If it was just making a bunch of mixes and testing them, I'd be down to grind it out, but some use organic molecules as seeds, others have specific pressure and temperature requirements, others still use rare elements in their production. All of which is to say that making most zeolites is really outside of our capabilities without more individuals trained in chemistry and organic chemistry. I don't recall which exact one was used, as it's been over six decades since I've even really thought about them, but I can say that it's unlikely to be a simple one, since it was a fairly modern invention for a catalyst on Earth. It's a whole team's decade long effort to develop zeolites for testing and determining what, if anything, an individual mixture is good at doing.
It was relatively simple to get the initial setup made to produce wood tar again. The hard part was actually fractionally separating it, given how flammable it is. What I will need to do is pull a vacuum on a distillation column before I heat it. As a test, I collected the gases that came off a sample of wood tar as I pulled it under a vacuum, and upon condensing them, I do believe there are some lighter hydrocarbons mixed together there that could be used to try to make ethene later. There are other pathways to ethene that I could follow though, so I'm not going to pursue it yet, given how the critical part is actually getting benzene.
With some of the lightest components removed from the wood tar, it became tackier and more viscous, which meant we had to apply some heat to it. Not so much as to decompose it, but enough to begin fractional distillation in a column. In theory, we could do what an oil refinery does, and collect liquids from each level of the distillation column, in that regard, we've essentially already pulled off the refinery gases in this batch version.
The wood tar is composed of far more heavy aromatic chains and polymers, rather than mostly long hydrocarbons, meaning the behavior would be a bit different in the column compared to crude oil. All I want is to collect the tops from the column until they start to get viscous and tacky again. At that point, I'd like to leave the heavy residue to be used for waterproofing tests. It won't be identical to asphalt or pitch, but it should be pretty heavy and tacky, possibly even solid at room temperature.

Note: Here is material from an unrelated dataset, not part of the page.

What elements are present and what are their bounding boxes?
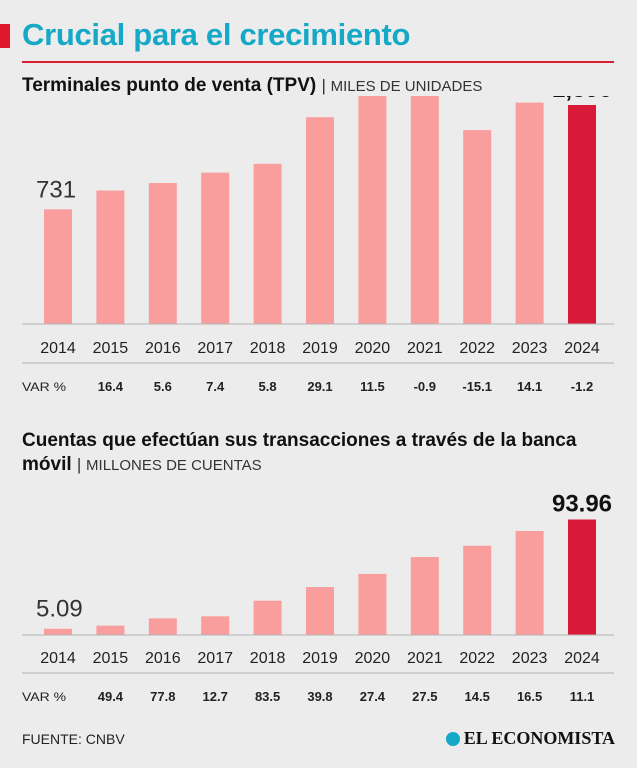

I will, unfortunately, need a column built for me to do these tests in. All of our existing columns have different design parameters than what I currently need. That's fine though, since a distillation column is really an integral part of chemical engineering. This column is a partial vacuum column under heat, but realistically, I'd like to design it to be useful for other future endeavors for distillation. As such, I'm having it installed in a new building at the academy, where it can form the beginning of a chemical engineering department. It's a bit odd to have a chemical engineering department before a proper chemistry one, but it'll sort of be covering both areas until a proper split can be made between pure chemistry and applied at scale chemistry.